The story’s main character is a castaway named Hank (Paul Dano) who is marooned on a small island at the beginning. In a state of surrender to his hopeless situation, he attempts suicide before finding a body (Daniel Radcliffe) washing up on the shore. In the beginning stages of decomposition, the body is releasing flatulence and Hank gets the idea that it has enough buoyancy and propulsion emitting from its rear-end to function as a speedboat, which he successfully rides to the shore of a greater landmass.

Still with me?

After dragging the body to the safety of a cave during a rainstorm, Hank realizes that it also has the ability to dispense the fresh water it’s absorbed like a faucet. After Hank engages in enough one-sided conversations, the body begins to talk back with a slow drawl. Assuming the name of Manny, a man with no memories or understanding of the world, the body coaxes Hank, through incessant questions, on the details of life, humanity and existence.

Hank continues dragging his new useful friend Manny along on the search for civilization while feeling forced to reveal his deepest thoughts and feelings, from the motivating glory of John Williams’ Jurassic Park theme, to haunting stories of masturbation.

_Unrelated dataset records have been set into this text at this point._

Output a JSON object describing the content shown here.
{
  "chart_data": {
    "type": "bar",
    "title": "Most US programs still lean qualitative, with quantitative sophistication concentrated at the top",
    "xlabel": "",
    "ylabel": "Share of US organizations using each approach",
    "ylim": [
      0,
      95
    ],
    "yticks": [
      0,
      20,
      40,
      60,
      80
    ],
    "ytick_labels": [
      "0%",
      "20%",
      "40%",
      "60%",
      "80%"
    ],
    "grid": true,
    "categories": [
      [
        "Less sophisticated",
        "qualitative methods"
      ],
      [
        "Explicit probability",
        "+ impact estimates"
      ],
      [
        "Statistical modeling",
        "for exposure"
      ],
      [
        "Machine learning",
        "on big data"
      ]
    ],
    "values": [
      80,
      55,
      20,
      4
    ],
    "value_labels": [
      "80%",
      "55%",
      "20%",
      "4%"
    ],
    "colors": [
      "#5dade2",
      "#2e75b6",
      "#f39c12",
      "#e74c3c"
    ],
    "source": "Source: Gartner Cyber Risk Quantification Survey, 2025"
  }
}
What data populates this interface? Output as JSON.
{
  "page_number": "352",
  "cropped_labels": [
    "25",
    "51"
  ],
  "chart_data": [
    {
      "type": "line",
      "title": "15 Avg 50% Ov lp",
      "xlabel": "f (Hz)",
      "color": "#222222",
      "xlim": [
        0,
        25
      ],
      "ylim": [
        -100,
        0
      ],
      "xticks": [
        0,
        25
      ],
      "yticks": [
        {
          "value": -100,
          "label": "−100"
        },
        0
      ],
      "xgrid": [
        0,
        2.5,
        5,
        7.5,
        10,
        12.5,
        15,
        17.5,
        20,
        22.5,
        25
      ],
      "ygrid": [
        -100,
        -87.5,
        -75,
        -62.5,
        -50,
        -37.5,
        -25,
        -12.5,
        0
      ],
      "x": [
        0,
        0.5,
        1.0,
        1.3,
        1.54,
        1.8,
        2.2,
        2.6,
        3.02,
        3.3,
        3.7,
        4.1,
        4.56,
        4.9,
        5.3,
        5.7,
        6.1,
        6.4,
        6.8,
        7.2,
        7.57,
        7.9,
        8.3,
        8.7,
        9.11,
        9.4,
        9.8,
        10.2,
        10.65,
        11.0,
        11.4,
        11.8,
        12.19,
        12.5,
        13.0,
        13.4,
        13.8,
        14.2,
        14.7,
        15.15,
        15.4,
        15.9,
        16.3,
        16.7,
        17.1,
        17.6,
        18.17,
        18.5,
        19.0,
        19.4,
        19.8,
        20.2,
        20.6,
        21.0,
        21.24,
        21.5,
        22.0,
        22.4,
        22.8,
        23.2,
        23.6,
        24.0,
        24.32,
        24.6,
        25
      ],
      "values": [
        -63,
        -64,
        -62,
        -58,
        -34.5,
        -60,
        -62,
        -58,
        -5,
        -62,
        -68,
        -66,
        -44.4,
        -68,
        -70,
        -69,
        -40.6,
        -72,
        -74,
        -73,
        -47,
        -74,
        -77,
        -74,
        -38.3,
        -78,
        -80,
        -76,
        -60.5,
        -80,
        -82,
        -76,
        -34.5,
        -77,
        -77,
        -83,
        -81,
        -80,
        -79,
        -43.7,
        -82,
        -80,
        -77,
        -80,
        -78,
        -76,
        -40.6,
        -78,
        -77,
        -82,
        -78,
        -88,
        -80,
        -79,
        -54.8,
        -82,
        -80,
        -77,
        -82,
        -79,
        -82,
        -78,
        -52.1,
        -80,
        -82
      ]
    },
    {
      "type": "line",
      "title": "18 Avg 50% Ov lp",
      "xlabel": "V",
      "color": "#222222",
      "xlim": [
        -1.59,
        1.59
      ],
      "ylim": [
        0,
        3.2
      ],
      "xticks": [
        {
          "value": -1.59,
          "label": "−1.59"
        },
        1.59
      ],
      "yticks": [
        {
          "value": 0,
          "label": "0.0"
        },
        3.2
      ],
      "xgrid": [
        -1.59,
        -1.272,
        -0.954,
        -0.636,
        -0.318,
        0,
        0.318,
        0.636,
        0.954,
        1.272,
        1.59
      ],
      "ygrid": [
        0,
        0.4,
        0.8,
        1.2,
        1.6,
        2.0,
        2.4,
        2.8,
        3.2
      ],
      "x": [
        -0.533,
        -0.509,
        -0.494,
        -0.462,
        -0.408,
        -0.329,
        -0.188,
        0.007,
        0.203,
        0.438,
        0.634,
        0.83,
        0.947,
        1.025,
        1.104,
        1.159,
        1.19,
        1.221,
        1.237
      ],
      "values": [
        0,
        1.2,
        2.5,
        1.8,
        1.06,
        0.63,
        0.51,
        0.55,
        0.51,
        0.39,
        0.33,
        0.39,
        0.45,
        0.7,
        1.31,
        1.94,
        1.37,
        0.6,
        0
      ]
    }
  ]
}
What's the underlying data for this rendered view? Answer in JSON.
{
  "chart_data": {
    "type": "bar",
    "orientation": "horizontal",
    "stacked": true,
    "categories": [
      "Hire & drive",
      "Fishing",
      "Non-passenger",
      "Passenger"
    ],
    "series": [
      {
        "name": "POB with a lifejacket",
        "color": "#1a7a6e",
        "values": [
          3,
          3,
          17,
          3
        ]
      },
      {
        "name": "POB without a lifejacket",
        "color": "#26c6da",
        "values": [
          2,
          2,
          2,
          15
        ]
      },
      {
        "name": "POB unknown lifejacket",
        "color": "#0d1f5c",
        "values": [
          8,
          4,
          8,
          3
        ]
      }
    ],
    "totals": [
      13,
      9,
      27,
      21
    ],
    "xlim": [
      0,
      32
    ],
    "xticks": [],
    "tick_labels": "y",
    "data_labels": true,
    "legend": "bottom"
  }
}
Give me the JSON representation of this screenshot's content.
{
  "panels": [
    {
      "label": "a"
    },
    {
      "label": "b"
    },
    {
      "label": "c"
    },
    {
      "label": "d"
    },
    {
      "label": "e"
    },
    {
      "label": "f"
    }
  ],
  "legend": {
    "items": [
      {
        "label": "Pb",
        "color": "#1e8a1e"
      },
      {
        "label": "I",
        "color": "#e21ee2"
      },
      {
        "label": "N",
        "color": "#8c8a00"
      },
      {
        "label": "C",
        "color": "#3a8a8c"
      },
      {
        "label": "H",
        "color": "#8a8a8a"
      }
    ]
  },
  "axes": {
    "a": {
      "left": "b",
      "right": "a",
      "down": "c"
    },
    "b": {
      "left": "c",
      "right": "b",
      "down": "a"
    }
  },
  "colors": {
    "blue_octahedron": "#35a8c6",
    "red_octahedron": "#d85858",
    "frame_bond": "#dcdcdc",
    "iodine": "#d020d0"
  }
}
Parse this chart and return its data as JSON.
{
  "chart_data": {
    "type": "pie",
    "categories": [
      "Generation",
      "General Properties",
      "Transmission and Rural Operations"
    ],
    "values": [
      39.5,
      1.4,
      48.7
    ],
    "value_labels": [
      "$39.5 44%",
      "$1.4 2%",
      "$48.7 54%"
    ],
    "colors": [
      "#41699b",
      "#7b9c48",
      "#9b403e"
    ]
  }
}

Now let me put all of this in context. The movie stages interactions between Hank and Manny in a way that is so ludicrous, that the whole experience could be interpreted as the life of a mind that is trying to cope with solitude and survival. Instead of a tiger named Richard Parker or volleyball named Wilson, our hero is projecting all his personal dwellings on life through the unflattering vessel of a corpse he’s named Manny.

The performances show real devotion and the filmmaking manages to capture more rich beauty out of these happenings than one might expect. The gorgeous Northern California locations (including Sequoia National Park) are captured with excellent cinematography and the bizarre acapella score seems to recreate the way one may choose to hear grandness in their own lonesome humming. 

At the beginning I was amused that the movie was willing to commit to its idea. When the movie ended in a state of early-eighties Spielbergian glory without ever having abandoned its premise, I was laughing very hard in a state of disbelief. Someone let this happen.

Swiss Army Man finds a line between earnest human expression and flat-out nihilism as it farts against the waves of normalcy but embraces the beauty of cinema all the same. The movie is a giant life-affirming prank of a film. Thinking of how much it may have angered people makes me like it even more.

You made the right decision in reading more than just the star-rating in this review, so think it over before going to see a movie featuring a rotting magical dead guy who may taint your memory of “the boy who lived.”